LG Viewty (KU990) Review


Viewty? I can’t work out why this phone has that name, or indeed why the name might be applied to any mobile. But then LG doesn’t bat an eyelid at using odd names for its handsets. Shine, anyone?

If you remember my review of the predecessor to this mobile, the Prada, (this time the odd name was the result of co-development of the handset), you’ll recall that I had some problems with it, but that these related more to the build than the touchscreen, which I tended to feel LG had done pretty well with.

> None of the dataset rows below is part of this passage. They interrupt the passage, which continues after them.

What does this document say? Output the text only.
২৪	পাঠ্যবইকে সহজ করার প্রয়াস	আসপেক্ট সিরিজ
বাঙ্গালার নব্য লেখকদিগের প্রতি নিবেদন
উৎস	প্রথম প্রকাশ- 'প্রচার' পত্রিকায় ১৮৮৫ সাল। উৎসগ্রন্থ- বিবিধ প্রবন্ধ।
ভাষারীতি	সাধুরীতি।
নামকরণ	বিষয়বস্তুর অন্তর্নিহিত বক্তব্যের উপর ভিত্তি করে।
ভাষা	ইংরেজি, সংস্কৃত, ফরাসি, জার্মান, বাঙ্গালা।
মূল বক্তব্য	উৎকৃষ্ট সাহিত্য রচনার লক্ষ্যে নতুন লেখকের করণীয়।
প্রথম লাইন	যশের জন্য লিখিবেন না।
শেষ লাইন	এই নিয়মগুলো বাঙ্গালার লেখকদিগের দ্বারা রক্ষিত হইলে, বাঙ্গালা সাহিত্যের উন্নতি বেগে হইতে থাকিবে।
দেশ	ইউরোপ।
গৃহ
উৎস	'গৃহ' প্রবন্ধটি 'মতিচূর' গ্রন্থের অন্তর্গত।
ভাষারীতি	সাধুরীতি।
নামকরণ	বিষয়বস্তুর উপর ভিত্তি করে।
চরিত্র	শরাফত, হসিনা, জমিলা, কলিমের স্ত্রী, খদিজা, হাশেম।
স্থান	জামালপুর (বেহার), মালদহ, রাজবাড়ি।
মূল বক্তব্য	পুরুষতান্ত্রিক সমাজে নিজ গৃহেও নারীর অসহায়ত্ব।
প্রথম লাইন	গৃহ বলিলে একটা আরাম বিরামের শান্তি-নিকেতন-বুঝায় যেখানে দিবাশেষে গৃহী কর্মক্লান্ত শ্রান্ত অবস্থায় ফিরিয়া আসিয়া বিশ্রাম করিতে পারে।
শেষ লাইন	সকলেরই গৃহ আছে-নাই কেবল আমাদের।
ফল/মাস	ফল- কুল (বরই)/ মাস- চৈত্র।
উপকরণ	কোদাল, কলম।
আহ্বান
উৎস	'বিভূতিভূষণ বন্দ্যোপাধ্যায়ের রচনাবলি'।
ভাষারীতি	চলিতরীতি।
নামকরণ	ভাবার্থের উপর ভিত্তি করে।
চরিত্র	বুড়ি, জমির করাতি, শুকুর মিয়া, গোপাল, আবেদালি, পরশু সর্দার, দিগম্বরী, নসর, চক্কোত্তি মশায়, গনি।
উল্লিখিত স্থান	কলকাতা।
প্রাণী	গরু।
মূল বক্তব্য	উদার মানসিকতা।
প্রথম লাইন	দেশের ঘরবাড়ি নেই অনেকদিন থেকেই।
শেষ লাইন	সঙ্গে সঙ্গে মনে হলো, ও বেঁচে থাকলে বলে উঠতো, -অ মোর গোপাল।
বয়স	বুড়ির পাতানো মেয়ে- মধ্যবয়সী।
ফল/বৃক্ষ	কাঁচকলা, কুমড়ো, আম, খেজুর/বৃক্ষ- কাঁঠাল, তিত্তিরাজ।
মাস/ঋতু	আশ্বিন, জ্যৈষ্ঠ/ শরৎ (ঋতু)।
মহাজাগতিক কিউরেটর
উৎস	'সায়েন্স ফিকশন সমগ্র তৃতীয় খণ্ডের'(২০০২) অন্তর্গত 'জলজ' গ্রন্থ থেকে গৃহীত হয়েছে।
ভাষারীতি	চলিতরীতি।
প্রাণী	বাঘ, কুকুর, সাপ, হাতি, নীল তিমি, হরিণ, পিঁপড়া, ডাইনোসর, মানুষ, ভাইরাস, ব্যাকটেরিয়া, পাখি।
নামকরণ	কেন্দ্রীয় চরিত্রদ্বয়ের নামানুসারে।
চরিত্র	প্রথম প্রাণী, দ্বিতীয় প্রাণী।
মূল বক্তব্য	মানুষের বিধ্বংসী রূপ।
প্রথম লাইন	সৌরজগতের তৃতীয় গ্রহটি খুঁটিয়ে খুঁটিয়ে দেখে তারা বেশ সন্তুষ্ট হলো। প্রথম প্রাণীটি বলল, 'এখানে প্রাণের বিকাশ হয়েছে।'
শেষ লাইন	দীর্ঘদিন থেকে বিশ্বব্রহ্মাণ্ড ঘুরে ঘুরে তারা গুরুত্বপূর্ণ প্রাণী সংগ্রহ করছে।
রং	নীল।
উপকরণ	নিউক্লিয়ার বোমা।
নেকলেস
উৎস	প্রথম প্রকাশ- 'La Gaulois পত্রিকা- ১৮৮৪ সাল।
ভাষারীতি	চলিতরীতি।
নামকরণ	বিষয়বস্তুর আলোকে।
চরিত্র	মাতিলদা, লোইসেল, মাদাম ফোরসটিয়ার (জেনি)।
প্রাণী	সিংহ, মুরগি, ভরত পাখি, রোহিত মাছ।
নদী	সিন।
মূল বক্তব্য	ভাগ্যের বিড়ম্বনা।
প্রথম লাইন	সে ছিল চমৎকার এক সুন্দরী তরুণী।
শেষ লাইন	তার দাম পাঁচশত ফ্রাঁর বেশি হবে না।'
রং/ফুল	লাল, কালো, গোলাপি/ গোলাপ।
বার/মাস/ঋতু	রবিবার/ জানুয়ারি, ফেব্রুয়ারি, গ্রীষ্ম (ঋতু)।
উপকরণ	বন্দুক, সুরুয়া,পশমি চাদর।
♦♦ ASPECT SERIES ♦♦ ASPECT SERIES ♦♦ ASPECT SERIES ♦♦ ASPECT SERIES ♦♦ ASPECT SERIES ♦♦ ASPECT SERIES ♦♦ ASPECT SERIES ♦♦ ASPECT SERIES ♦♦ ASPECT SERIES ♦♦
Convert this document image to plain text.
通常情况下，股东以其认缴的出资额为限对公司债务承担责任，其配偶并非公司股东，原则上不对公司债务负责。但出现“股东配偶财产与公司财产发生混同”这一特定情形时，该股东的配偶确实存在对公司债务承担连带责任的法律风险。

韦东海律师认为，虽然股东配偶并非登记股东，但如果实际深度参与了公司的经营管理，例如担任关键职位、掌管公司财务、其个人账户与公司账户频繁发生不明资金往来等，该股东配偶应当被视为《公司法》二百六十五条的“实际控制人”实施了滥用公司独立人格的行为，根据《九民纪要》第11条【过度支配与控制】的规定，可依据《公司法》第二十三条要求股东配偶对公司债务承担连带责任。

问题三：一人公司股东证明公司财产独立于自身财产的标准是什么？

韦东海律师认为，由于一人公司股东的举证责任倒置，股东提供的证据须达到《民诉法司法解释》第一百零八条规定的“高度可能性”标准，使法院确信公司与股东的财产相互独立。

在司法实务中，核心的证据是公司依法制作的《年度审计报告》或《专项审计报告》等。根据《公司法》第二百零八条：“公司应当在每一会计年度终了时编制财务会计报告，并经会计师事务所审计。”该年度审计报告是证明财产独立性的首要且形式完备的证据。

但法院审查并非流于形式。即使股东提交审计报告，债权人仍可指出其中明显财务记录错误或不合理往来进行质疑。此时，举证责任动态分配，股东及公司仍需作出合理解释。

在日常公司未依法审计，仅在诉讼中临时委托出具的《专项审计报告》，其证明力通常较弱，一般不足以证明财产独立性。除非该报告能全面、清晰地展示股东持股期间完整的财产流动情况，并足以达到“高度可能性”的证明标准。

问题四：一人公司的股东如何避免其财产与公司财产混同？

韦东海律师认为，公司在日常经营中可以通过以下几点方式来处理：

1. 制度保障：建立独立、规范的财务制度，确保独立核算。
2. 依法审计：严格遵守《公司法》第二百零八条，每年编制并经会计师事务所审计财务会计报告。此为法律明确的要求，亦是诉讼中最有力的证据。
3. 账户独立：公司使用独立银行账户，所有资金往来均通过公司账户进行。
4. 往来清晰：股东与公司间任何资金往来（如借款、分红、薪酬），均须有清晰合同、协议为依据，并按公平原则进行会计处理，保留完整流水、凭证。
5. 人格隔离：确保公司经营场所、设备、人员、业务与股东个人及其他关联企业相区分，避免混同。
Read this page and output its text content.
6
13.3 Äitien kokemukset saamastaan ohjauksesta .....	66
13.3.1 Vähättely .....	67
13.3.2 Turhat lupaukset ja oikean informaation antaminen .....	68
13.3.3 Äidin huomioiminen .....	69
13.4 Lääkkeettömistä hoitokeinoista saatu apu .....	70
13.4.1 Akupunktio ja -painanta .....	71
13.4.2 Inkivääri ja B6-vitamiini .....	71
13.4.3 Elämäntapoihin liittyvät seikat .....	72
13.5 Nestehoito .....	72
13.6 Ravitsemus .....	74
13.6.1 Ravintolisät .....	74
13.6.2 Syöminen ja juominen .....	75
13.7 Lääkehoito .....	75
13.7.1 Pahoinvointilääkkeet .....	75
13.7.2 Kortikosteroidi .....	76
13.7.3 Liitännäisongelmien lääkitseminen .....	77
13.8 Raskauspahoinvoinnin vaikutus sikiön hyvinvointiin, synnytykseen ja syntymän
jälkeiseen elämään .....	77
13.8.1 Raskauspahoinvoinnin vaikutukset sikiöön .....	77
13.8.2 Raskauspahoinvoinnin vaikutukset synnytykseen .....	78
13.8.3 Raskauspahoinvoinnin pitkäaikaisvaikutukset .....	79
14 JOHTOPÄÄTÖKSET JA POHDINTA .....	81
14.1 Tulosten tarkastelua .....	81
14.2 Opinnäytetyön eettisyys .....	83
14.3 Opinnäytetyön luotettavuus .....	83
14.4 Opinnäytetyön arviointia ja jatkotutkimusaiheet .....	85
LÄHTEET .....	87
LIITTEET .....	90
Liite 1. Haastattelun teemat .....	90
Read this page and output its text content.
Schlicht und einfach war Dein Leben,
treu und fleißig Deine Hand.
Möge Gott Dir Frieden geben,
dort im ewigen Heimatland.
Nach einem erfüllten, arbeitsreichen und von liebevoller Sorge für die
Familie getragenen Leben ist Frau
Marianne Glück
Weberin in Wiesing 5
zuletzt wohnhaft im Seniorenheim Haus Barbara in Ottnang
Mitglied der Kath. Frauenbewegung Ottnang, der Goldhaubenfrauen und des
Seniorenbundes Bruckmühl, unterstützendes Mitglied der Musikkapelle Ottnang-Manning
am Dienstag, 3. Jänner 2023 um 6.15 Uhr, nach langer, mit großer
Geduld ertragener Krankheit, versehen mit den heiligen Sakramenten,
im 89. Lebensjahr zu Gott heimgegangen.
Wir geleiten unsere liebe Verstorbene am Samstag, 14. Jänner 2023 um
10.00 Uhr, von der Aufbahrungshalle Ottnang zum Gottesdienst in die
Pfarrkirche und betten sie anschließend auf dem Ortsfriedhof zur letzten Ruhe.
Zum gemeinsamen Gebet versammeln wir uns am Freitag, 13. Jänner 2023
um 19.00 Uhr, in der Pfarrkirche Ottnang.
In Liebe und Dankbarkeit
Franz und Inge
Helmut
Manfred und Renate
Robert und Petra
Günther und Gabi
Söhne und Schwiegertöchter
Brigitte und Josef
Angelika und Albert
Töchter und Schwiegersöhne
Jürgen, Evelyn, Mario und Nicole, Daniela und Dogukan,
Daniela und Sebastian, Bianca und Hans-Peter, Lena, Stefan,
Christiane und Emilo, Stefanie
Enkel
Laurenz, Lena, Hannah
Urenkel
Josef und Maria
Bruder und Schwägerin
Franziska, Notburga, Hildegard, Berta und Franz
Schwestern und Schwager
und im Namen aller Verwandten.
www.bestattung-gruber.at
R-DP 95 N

There has been progress with the Viewty on all fronts. It is a tri-band GSM phone with EDGE and GPRS as well as 3G with HSDPA up to 3.6Mbps where the Prada lacked the 3G element. A front facing camera caters for video calling and can be used to shoot stills containing yourself. Also the build quality feels better and the main camera shoots five megapixels.

This is a fairly large phone at 103.5mm tall, 54mm wide and 14.8mm thick. At 112g it is approaching the weight and girth of a proper smartphone.

The 3.0 inch touchscreen occupies pretty much all of the front of the Viewty. It displays 262 thousand colours and 240 x 400 pixels. It can be configured with one of three themes: ‘Black’ is a simple black background theme. ‘Silver’ offers a lighter grey background with some graphics that whizz onto the home screen for no apparent reason. But ‘Fish’, aaah ‘Fish’ is delightful. On the home screen a goldfish swims against a blue background. Put a fingertip on the screen and the fish swims towards it. Yes it is silly, yes it is trite, but I like it.

Whatever theme you choose, the home screen has a set of animated arrows running along its bottom edge. Sweep a fingertip along them and a 3×3 bank of icons pops up offering tap-access to Web browser, messaging, profiles, games and apps, memo, alarms, my stuff, calendar and Bluetooth settings. Sweep again and this menu disappears. The sensitive area is wide enough that you hit it right every time, and so, crucially, this part of the touch screen element works well enough to use intuitively and regularly.

Sweeping also comes into play if you are viewing images and have zoomed in. You can pull a photo around on the screen to get to the bit you want to see.